Wednesday, June 2nd, 2004

Guitarist Tim's on the write track - but without any words

TIM SCOTT: “I get confused by words. I never listen to the lyrics of songs and have no idea what they are going on about”

Stockport's Tim Scott is one of the most talented electric guitarists of his generation. His debut album, Bald On The Inside, drew rave reviews and prompted comparisons with such American plank-spanking giants as Joe Satriani and Steve Vai. So why is he busking in a bookstore near you? PAUL TAYLOR explains.

WHEN Tim Scott tells you he “sees” his music as colours, he is not just using a figure of speech.

“There are chords which I say 'That's a certain colour’,” he explains. “Music does conjure something visual for me.”

Words, on the other hand, tend to slip away from him. For Tim, aged 32, has mastered his music only while battling with severe dyslexia. Despite being a graduate of London's prestigious Guitar Institute, he still has problems with musical notation, just as he has always struggled with the written word. “I found reading music very hard,” he says. “I understand music, but it is as though I can't see it. I can't feed it through the brain to the fingers fast enough.”

Now he has another battle on his hands - to gain acceptance from a music industry more interested in quick hits and pretty young things than musical excellence.

He has written, played, recorded, produced, packaged and even distributed his debut album, Bald On The Inside, from a home studio in the converted dining room of his Hazel Grove home.

He has also marketed the disc through Borders bookshops, where he gives promotional performances - a kind of indoors busking to generate CD sales.

His music - rock instrumentals tinged with jazz, blues, Latin and classical influences - has seen him hailed in guitar magazines as a world-class talent, and one of his pieces is set to be included on the CD accompanying the July edition of Guitarist magazine. But, as yet, he is without a proper record deal.

“It has got to be an instant hit which they can fly around the world with a video... or nothing at all,” Tim glumly remarks of the music business. Inspired by the likes of Toto, Yes and Van Halen, Tim cut his teeth on guitar as a teenager. But at the same time, his dyslexia meant he struggled his way through Hazel Grove High School.

“Stockport education authority did not recognise it at the time as a disability, so I did not really get any help through school, apart from some of my English teachers giving me extra classes after school out of the kindness of their hearts,” says Tim. “That helped me get four or five GCSE passes.”

He went on to Salford College of Music but “dropped out before I got kicked out. I could not cope with the written work. I find it difficult even to hold down an ordinary job. I lost jobs in shops because I could not do my ABCs.”

Tim worked in bars, played in covers bands then, in 1992, went to the Guitar Institute. He won a diploma after 12 months, but the dyslexia hampered his chances of returning for further studies.

“I had a breakdown and was ill for two or three years,” says Tim. “Out of that, I kept playing guitar and ended up setting up a teaching business. I got that to a good level and then invested the money in making the record.”
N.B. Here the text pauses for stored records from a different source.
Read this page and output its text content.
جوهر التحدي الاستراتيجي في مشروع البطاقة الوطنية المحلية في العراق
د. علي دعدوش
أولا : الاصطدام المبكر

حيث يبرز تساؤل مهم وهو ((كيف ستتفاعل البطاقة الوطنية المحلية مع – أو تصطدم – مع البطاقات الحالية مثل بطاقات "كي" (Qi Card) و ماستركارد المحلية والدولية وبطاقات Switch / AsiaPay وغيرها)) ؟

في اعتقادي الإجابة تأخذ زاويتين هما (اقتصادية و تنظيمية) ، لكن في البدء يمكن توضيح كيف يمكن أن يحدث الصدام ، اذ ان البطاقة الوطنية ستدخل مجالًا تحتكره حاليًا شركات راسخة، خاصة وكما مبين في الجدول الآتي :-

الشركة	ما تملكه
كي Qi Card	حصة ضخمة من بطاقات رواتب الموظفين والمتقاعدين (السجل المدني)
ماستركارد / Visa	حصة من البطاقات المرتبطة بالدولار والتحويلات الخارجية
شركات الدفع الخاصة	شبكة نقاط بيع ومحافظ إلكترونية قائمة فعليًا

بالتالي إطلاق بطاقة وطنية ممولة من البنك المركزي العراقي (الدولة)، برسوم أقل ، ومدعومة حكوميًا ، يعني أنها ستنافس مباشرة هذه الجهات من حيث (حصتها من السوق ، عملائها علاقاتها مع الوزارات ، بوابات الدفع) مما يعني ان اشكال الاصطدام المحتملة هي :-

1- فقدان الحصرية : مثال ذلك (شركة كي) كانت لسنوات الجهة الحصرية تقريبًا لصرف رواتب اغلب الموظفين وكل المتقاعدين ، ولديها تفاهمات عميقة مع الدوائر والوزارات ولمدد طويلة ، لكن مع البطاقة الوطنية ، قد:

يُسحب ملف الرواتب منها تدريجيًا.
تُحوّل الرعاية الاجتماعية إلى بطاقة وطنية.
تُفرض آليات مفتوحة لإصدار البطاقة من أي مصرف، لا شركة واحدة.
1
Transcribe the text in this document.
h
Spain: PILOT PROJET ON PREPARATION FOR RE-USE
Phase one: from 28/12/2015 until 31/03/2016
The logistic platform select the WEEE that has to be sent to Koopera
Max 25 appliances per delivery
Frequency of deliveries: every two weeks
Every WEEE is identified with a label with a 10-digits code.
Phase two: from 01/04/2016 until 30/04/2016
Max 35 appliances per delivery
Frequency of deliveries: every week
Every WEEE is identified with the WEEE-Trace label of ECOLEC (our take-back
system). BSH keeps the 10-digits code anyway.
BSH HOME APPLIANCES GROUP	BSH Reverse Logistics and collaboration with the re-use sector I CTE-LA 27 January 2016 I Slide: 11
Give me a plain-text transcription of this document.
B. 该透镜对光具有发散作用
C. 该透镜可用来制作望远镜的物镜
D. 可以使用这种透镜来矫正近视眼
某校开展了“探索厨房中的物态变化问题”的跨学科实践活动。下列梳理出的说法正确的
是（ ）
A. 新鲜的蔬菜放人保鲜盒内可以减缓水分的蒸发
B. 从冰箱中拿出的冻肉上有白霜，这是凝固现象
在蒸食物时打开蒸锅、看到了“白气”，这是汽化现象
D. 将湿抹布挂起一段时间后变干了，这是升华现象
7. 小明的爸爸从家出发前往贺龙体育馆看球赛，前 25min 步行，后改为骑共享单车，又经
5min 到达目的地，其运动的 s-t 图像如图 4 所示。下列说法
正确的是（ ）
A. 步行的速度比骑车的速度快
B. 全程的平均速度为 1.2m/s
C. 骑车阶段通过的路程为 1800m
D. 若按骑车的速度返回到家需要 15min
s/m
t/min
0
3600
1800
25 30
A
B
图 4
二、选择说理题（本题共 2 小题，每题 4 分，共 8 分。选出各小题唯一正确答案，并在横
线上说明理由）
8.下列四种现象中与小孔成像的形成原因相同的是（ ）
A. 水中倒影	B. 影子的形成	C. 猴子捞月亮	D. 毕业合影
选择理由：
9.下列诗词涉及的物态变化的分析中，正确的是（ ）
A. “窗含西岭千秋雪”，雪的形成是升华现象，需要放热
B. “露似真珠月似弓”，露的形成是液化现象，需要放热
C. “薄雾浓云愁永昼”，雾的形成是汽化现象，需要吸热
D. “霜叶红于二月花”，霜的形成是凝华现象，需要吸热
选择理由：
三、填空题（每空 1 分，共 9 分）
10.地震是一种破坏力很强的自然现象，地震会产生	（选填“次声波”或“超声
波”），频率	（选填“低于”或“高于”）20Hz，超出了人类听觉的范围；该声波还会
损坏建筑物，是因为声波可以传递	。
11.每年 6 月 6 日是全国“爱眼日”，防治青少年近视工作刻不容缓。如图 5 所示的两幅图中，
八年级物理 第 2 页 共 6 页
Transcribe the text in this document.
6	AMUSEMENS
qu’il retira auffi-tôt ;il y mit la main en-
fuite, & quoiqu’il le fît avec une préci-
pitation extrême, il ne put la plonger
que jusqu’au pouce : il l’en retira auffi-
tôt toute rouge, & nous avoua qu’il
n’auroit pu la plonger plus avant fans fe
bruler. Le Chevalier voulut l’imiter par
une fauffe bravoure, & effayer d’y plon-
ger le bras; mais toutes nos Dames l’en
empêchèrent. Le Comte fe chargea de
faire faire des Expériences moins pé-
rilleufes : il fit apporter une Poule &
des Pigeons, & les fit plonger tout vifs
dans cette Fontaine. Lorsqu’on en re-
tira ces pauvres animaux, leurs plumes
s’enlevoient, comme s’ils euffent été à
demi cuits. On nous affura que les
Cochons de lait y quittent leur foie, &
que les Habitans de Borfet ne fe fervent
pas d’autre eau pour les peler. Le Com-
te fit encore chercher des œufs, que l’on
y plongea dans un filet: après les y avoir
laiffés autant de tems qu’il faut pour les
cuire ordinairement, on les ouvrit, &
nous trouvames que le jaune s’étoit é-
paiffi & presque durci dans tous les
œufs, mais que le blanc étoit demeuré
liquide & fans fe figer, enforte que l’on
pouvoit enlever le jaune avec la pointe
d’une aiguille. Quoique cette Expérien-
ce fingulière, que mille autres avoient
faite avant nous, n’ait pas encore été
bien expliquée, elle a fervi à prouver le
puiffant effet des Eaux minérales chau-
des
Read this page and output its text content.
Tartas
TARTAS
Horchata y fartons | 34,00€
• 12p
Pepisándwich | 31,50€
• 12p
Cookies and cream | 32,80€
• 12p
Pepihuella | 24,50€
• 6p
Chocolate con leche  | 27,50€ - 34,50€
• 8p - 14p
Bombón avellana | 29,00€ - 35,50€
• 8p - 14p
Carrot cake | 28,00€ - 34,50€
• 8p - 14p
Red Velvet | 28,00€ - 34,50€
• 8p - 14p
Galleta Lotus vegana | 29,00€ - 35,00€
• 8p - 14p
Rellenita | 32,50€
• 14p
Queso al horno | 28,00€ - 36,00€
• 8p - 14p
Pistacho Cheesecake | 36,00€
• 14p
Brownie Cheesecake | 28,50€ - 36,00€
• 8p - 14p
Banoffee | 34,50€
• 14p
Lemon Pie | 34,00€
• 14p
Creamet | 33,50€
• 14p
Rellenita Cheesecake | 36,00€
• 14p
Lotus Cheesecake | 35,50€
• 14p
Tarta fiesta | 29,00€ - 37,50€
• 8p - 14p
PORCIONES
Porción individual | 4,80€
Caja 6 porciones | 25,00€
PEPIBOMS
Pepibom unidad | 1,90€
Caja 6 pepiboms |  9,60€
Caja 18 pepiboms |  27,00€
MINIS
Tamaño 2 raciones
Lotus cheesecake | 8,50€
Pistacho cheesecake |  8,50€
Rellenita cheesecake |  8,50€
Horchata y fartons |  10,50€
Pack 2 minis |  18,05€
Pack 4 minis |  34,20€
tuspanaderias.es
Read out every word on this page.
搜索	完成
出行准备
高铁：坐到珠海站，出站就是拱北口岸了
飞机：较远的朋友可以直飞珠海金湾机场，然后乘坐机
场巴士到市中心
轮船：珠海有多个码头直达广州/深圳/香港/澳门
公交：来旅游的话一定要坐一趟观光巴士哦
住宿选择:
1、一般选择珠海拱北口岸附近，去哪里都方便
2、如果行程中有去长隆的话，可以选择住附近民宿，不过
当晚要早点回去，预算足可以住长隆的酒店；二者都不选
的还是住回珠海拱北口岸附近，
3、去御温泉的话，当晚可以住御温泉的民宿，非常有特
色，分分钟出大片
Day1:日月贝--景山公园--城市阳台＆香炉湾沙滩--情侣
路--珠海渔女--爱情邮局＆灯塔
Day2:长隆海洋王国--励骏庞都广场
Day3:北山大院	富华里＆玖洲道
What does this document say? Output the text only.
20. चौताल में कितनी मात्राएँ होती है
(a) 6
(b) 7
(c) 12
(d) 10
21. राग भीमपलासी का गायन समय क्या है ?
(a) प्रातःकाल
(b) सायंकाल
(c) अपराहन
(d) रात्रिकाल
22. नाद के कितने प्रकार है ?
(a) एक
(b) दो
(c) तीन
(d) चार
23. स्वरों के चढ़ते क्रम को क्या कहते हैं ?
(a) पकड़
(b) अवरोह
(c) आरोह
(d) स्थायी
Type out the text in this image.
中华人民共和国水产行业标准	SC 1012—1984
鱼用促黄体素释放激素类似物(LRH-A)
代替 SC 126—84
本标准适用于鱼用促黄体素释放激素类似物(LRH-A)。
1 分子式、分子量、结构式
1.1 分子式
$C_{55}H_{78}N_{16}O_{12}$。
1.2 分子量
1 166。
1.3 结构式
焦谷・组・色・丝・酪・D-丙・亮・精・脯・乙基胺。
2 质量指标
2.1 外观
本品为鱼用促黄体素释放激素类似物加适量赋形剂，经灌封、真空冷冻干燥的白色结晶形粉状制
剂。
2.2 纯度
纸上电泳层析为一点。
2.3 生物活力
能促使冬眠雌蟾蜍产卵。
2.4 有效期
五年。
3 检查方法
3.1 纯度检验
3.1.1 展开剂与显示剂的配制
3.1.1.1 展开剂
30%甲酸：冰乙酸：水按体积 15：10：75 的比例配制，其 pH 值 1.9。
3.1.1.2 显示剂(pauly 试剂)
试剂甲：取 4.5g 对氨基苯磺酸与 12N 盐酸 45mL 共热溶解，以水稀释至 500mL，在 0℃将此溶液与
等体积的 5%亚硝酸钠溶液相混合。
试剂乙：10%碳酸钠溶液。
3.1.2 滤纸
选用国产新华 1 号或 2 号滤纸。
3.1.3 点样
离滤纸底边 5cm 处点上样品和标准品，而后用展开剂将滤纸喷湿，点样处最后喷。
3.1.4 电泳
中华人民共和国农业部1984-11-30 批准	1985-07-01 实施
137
Amid all the dextrous guitar work, other sounds used on the album include that of a domestic egg slicer, a human heartbeat, whirring fridge and revving motorcycles. But these are songs without words.

“The reason I do instrumental music is that words do not mean a lot to me,” says Tim. “I get confused by words. I never listen to the lyrics of songs and have no idea what they are going on about, and when I try to write songs with people, it is as if someone turns off the creative tap.”

Tim performs at Borders book store, Peel Retail Park, Great Portwood Street, Stockport, on Friday at 7pm and The Late Room, Peter Street Manchester, on Saturday, July 17. Bald On The Inside is available through Borders stores.